AVC: This is the second book you’ve written where kangaroos are a prominent part of the story, the first being Gun, With Occasional Music, with its genetically engineered, intelligent kangaroo thugs.

JL: I don’t know if I have anything better than a tongue-in-cheek response to that. It was a little bit of an in-joke for me, that I owed a debt to the kangaroos because I’d gotten them so flagrantly wrong in Gun, With Occasional Music. The male kangaroo in that book has a pouch, and I felt like I’d always owed them a correction.

AVC: It’s funny that you think of that as a flaw, considering they can also talk and shoot guns.
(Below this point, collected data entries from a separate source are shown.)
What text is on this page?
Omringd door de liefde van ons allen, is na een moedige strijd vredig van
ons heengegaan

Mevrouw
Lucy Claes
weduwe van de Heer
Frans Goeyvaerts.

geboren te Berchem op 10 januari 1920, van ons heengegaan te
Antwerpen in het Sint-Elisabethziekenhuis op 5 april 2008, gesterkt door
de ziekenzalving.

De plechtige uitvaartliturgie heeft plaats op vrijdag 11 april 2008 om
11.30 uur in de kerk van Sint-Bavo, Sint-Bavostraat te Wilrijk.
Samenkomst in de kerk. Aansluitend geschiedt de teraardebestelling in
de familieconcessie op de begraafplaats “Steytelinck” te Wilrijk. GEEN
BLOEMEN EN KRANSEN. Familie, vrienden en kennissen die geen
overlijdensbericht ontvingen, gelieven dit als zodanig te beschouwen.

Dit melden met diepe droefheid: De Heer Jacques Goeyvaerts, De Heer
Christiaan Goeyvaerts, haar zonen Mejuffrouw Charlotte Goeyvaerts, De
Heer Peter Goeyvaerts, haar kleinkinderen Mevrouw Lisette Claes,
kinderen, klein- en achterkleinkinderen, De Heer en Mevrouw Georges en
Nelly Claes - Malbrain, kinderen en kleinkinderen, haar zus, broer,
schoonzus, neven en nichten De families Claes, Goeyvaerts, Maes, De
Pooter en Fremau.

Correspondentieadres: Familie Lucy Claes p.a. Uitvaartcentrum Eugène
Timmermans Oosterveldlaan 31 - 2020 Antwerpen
JL: [Laughs.] Well, I’m a realist, you know… You Don’t Love Me Yet was a book that was very open to serendipitous influence. I didn’t know the zoo was going to be a part of the book at all. I was waylaid during one of my research jaunts. I got this great invitation from a guy who was billed as the mayor of Silver Lake [the L.A. neighborhood where much of the book’s action takes place], this hipster maven, and he was going to drive me around Silver Lake and talk to me about what it meant to him. And he suddenly understandably grew very self-conscious about this assignment, and he realized how uncool it was to be the official mayor of Silver Lake— you know, to be it was to not be it. And so he took me to the zoo instead. It was this weird usurpation of my day of research, but then the zoo became this sort of half-willing presence in the book, and it got more and more interesting to me. Part of the pleasure of abandoning some of my tools and habits and opening myself up to chance, and the liberating qualities of being an amateur again, was that I could let things kind of intrude into the book. Once I noticed that the L.A. kangaroos did look a little bit, you know, despondent, I backed into this echo of Gun, With Occasional Music that amused me, and I could afford to be amused by it. There was no reason to resist it.

AVC: Does that kind of serendipity happen a lot when you’re writing?

JL: Well, it can. More in certain contexts than in others. You know, when I talk about wanting to make sure I don’t, you know, let any kind of bogus authority settle over me. You know, one of the tricks to Fortress Of Solitude—I’m so immensely proud of that book—I was in a weird way doing, like, a collective oral history of the place I grew up in, and that entails a kind of dutifulness. You know? I hope the book doesn’t feel dutiful, but I certainly felt that I’d taken up a meaningful representation, in a way. And I was skirting that with the kind of book that I conceived next. And that creates an open structure that is very permissive, if a kangaroo or a friend wishing for a cameo appears before my eyes. I think in that sense, I was trying to make the book itself replicate the issues that the characters are facing. They’re at that point in their lives where everything is possible and impossible. The book itself, I think, is sort of like hipsters in their 20s, trying to figure out what to be. I hope it has some of the sweet haplessness of the kinds of lives that I’m writing about.

AVC: What is your typical workday like, when you’re in the middle of writing a novel? Do you write every day?

JL: Yeah, that’s it. That’s the only thing I really worry about. I try to write every day. I don’t beat myself up about word counts, or how many hours are ticking by on the clock before I’m allowed to go and do something else. I just try to keep a hand in and work every single day, even if there are other demands or I’m on a book tour or have the flu or something, because then I keep my unconscious engaged with the book. Then I’m always a little bit writing, no matter what else I’m doing.

AVC: What do you do when you get stuck?

JL: I may sound like some sort of lunatic optimist here, but I don’t really ever think of it as “stuck.” I just have a tolerance for waiting, and acceptance that there are times of hesitation and waiting and confusion. That is writing. You know, a novel is an enormous compilation of problems solved, and once you accept that that’s what the work consists of, you also have to accept that there are times when you haven’t solved them yet.